ALTON Chairman, Gbenga Adebayo, stated this in an interview with the News Agency of Nigeria in Lagos on Saturday, while expressing support for the directive.
The CBN directive requires banks, fintechs and other payment service providers to store payment transaction data generated in Nigeria on local servers from January 1, 2027, as part of broader efforts to strengthen regulatory oversight of the country’s fast-growing digital payments ecosystem.
Adebayo said the currency benefit of local hosting extends beyond simple cost savings into reduced long-term operating risk for financial institutions.
He argued that organisations hosting data locally would pay in naira rather than foreign exchange, helping reduce exposure to exchange rate pressures.
Beyond the financial argument, Adebayo framed local hosting as a matter of national data sovereignty, which he said requires countries to take full responsibility for their data value chain, covering collection, management, storage and integrity assurance.
He also pointed to performance costs tied to hosting data abroad, noting that every transaction routed to a foreign server adds communication overhead.
On security, Adebayo argued that local control offers stronger protection than relying on foreign providers.
Adebayo dismissed concerns about Nigeria’s infrastructure readiness for the directive, pointing to existing data centre capacity already serving international clients as evidence the market can absorb the shift.
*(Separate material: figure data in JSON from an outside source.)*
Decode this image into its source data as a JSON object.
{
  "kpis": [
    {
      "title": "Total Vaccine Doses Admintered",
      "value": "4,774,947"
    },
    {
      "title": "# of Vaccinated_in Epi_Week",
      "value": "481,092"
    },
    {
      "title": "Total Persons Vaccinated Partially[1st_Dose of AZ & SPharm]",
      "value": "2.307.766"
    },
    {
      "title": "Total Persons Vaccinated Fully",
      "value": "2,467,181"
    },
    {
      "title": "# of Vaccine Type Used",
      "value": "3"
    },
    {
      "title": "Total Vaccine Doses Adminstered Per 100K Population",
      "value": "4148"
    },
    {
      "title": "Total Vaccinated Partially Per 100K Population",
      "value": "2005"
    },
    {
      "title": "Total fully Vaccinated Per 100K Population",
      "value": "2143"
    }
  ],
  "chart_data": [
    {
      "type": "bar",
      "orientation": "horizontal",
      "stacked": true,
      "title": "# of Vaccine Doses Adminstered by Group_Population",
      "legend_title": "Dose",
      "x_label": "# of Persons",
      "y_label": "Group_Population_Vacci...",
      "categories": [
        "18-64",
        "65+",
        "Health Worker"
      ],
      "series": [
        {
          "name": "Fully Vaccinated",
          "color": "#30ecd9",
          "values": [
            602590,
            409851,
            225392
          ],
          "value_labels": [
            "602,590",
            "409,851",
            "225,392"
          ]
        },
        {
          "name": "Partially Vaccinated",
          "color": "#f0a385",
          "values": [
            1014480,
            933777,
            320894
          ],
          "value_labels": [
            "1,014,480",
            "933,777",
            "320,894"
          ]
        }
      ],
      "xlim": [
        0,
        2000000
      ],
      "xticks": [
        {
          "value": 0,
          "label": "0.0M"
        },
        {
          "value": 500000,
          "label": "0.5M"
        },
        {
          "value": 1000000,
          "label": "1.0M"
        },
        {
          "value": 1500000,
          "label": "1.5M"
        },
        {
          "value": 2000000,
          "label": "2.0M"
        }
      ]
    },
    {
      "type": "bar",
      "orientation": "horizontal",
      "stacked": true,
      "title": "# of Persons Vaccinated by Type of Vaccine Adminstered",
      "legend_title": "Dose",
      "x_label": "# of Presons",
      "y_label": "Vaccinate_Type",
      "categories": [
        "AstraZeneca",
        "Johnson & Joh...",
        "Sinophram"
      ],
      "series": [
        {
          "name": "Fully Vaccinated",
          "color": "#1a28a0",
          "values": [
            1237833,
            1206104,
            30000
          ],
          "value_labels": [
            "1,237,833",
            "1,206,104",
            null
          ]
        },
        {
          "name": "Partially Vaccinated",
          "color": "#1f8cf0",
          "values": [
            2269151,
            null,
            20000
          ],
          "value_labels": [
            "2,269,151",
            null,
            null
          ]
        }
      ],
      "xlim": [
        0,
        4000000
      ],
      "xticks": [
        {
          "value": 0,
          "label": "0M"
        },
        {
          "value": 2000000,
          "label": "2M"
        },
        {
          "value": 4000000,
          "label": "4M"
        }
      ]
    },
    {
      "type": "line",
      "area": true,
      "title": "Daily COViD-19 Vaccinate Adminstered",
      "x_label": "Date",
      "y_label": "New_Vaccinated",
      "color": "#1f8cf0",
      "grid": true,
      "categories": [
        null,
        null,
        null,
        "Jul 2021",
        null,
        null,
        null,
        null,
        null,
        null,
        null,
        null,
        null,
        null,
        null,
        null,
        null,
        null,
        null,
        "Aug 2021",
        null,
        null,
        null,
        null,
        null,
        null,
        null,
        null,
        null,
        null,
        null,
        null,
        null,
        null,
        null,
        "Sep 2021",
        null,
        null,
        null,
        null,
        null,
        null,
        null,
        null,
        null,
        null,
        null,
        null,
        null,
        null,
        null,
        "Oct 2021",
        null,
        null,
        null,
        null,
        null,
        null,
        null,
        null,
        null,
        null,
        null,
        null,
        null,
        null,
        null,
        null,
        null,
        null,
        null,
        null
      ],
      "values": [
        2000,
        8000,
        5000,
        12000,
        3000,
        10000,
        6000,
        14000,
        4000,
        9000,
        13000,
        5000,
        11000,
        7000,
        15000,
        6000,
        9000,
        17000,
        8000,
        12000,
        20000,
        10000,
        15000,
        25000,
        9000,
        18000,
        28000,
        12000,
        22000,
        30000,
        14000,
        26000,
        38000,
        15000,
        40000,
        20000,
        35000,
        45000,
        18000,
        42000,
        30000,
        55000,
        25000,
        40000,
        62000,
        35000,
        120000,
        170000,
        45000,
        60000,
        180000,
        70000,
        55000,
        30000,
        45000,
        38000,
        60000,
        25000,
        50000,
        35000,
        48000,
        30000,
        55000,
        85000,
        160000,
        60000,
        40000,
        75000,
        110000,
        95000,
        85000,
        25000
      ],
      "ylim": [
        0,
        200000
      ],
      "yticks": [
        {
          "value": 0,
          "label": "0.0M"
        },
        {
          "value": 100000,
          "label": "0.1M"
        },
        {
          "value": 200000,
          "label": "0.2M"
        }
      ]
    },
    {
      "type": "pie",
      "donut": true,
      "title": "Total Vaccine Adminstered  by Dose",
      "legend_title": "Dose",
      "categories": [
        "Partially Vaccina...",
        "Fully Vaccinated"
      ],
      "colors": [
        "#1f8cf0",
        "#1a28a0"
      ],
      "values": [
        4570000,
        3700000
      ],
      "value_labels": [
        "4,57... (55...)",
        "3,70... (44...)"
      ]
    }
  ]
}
He explained that Nigeria currently has about six Tier III data centres, with additional facilities under development, but stressed that hosting capacity matters more than the raw number of facilities.
Nairametrics earlier reported that the Central Bank of Nigeria (CBN) has ordered banks, fintech companies, mobile money operators, and other payment service providers to keep all payment transaction data generated in Nigeria within the country.